Center mounted emergency brake handle
Yes, the early Ford Taurus and Mercury Sable twins really had ergonomics that were way ahead of their time.
Todays controls are all designed by younger engineers that most have never driven a car with a foot controlled high beam switch. Most doctors warn about spending too much time on our computers and phones. What do you think happens when you drive a new vehicle, especially the higher end ones. I had to read the manual yesterday just to figure out how to put the “regular” cruise control on my wife’s BMW 750i. Talk about complicated, it’s 3 buttons and if you don’t do the right sequence it goes into a fully automated driving mode. No thanks, just can’t get away from computers anymore even when driving
Floor mounted dimmer switch was terrible in a manual transmission car. Seems like I often needed to dim the lights when my foot was on the clutch. I did have one car (can’t remember what) that has the switch located so you could hit it with your heel with your foot on the clutch. A different kind of heel-and-toe driving!

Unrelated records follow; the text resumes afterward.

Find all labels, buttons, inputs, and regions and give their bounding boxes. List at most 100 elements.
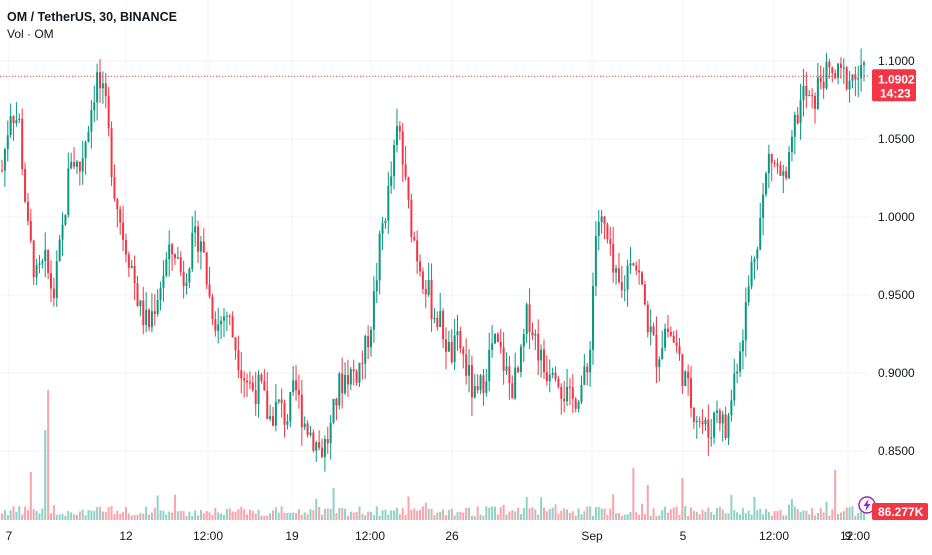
volume-bar <box>367 511 370 520</box>
volume-bar <box>329 508 332 520</box>
volume-bar <box>139 513 142 520</box>
candle-body <box>566 386 569 402</box>
candle-body <box>528 304 531 332</box>
candle-body <box>433 317 436 320</box>
volume-bar <box>176 511 179 520</box>
volume-bar <box>655 515 658 520</box>
volume-bar <box>211 514 214 520</box>
candle-body <box>280 399 283 404</box>
candle-body <box>101 83 104 89</box>
volume-bar <box>346 515 349 520</box>
volume-bar <box>813 515 816 520</box>
candle-body <box>55 261 58 299</box>
volume-bar <box>398 514 401 520</box>
volume-bar <box>739 514 742 520</box>
volume-bar <box>217 512 220 520</box>
volume-bar <box>251 510 254 520</box>
candle-body <box>522 334 525 347</box>
volume-bar <box>127 513 130 520</box>
candle-body <box>162 275 165 288</box>
candle-body <box>597 221 600 236</box>
volume-bar <box>730 494 733 520</box>
candle-body <box>690 378 693 409</box>
candle-body <box>465 354 468 376</box>
price-axis[interactable]: 0.8500 0.9000 0.9500 1.0000 1.0500 1.1000 <box>878 54 915 458</box>
volume-indicator-label[interactable]: Vol · OM <box>7 27 54 41</box>
candle-body <box>617 268 620 283</box>
volume-bar <box>465 507 468 520</box>
candle-body <box>707 419 710 438</box>
volume-bar <box>718 506 721 520</box>
volume-bar <box>773 511 776 520</box>
volume-bar <box>531 507 534 520</box>
volume-bar <box>274 507 277 520</box>
time-axis[interactable]: 7 12 12:00 19 12:00 26 Sep 5 12:00 912:00 <box>6 529 871 543</box>
volume-bar <box>756 510 759 520</box>
volume-bar <box>860 511 863 520</box>
volume-bar <box>857 512 860 520</box>
volume-bar <box>496 514 499 520</box>
volume-bar <box>15 511 18 520</box>
candle-body <box>450 342 453 363</box>
candle-body <box>776 163 779 166</box>
candle-body <box>390 176 393 186</box>
candle-body <box>375 280 378 292</box>
volume-bar <box>710 512 713 520</box>
candle-body <box>514 367 517 399</box>
volume-bar <box>32 509 35 520</box>
candle-body <box>145 309 148 326</box>
volume-bar <box>641 503 644 520</box>
volume-bar <box>24 506 27 520</box>
candle-body <box>828 61 831 68</box>
candle-body <box>638 270 641 273</box>
volume-bar <box>332 487 335 520</box>
candle-body <box>113 177 116 199</box>
candle-body <box>756 249 759 259</box>
candle-body <box>620 282 623 291</box>
volume-bar <box>632 468 635 520</box>
volume-bar <box>695 511 698 520</box>
candle-body <box>289 391 292 422</box>
candle-body <box>251 382 254 391</box>
volume-bar <box>664 506 667 520</box>
volume-bar <box>153 508 156 520</box>
candle-body <box>525 304 528 335</box>
volume-bar <box>145 506 148 520</box>
volume-bar <box>796 509 799 520</box>
candle-body <box>124 240 127 255</box>
candle-body <box>664 328 667 348</box>
volume-bar <box>338 508 341 520</box>
volume-bar <box>401 507 404 520</box>
volume-bar <box>563 508 566 520</box>
volume-bar <box>468 507 471 520</box>
volume-bar <box>707 507 710 520</box>
volume-bar <box>560 510 563 520</box>
volume-bar <box>491 506 494 520</box>
volume-bar <box>571 511 574 520</box>
volume-bar <box>107 507 110 520</box>
candle-body <box>237 350 240 371</box>
volume-bar <box>355 512 358 520</box>
volume-bar <box>41 508 44 520</box>
grid <box>0 0 868 522</box>
candle-body <box>217 324 220 331</box>
candle-body <box>110 128 113 178</box>
candle-body <box>473 386 476 398</box>
candle-body <box>747 286 750 303</box>
volume-bar <box>629 512 632 520</box>
candle-body <box>479 375 482 391</box>
candle-body <box>424 288 427 295</box>
candle-body <box>816 77 819 109</box>
symbol-title[interactable]: OM / TetherUS, 30, BINANCE <box>7 10 177 24</box>
candle-body <box>191 232 194 269</box>
volume-bar <box>540 497 543 520</box>
candle-body <box>819 77 822 82</box>
time-tick-label: 5 <box>680 529 687 543</box>
candle-body <box>482 375 485 393</box>
volume-bar <box>646 484 649 520</box>
candle-body <box>90 110 93 132</box>
candle-body <box>297 390 300 395</box>
candle-body <box>93 102 96 111</box>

On my 1970 Roadrunner which I bought new in 1970 when I was 20 years old and still have now at 75 years old, I love the under dashboard vent levers that can be pulled forward for outside air without any fan being turned on. There is one on the left side of the column for the driver’s side and one on the right of the column for the passenger side. The cars that had air conditioning only had one lever. On my car, you couldn’t get air conditioning if you had an air grabber scoop (of course manually controlled by a vacuum switch). At 20 years old, between the air grabber and air conditioning, which do you think I found most important? Also, my car came with the push button AM radio as most did in those days. I wanted an AM-FM so the dealer took out the AM and put in an AM-FM for $60.00. So now I have a push button AM-FM mono one speaker radio. This was my second car. My first car had a reverb unit in the back speaker which those of you old enough will remember gave a slight delay to the music which sounded kind of like an echo which was before there was stereo. Another manual feature, that I’m surprised no one mentioned, were the swivel vent windows.
I liked the manual floor vent door on my ’64 Valiant. I installed a screen to catch cowl leaves so they wouldn’t broadcast cowl leaves all over the interior, but otherwise it was incredible for silently pumping in mass quantities of fresh outside air directly onto you, without any rain. Open windows were a poor substitute.
My favorite is the throttle control knob in my old Bronco. Love the engineering behind it too – a cable runs from the dash knob to a lever that contacts the gas pedal pivot. Only thing simpler would be a stick wedged under the dash.
Handy for engine warm-ups, and to keep voltage up when using the winch.